Au tout début de son mariage, elle avait couvert pour le New York World la Women Suffrage convention de Washington (1896). Quinze ans plus tard, elle s'engage auprès des suffragettes qui défilent à Philadelphie et participe même à la célèbre Women Suffrage Parade de 1913 à Washington, juchée sur un cheval, en tête du convoi. Elle raconte sa participation à cet événement majeur dans un article intitulé: «Les suffragettes sont supérieures aux hommes», y prédisant avec justesse qu'il faudra attendre au moins jusqu'en 1920 pour que l'ensemble des États d'Amérique leur accordent le droit de vote.

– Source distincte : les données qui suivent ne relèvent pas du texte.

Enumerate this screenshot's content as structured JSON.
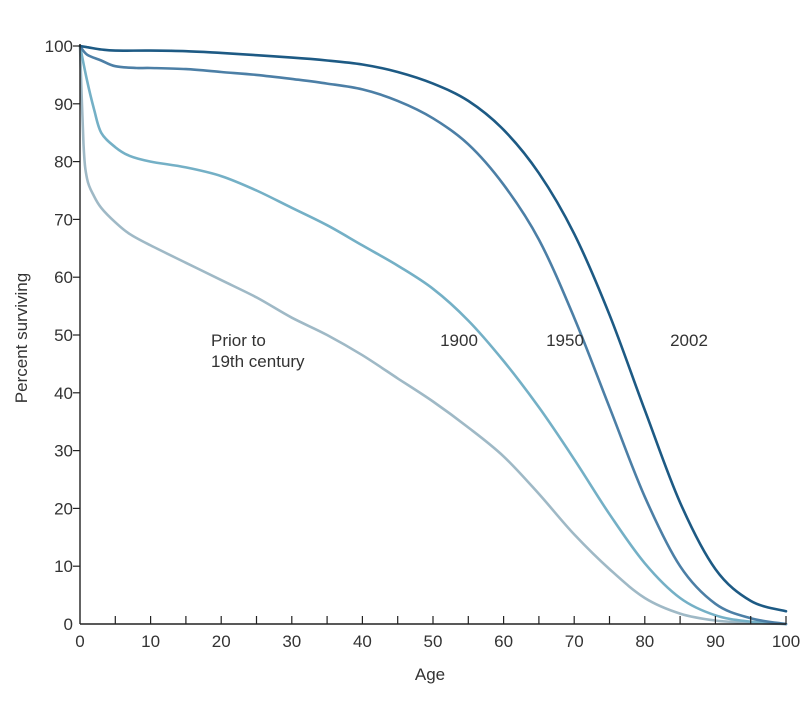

La Première Guerre mondiale éclate. À cinquante ans, Nellie décide de partir pour l'Europe et couvre le conflit, jusqu'en 1918, pour la presse américaine. Une pneumonie aura raison de son exceptionnelle vitalité. Elle s'éteint en 1922, deux ans après la ratification du 19e amendement par le Congrès et les vingt-six États.

À Hollywood, les Indiana Jones en jupon du début du siècle se sont inspirées de Nellie. Un parc d'attraction portera son nom à Brooklyn, comme des dizaines de jeux, des pièces de théâtre, une comédie musicale jouée à Broadway… Bien avant d'être croquée par Pénélope Bagieu, DC Comics en a fait une héroïne qui n'en finit pas d'être réinterprétée: Loïs Lane, la journaliste et éternelle fiancée de Superman.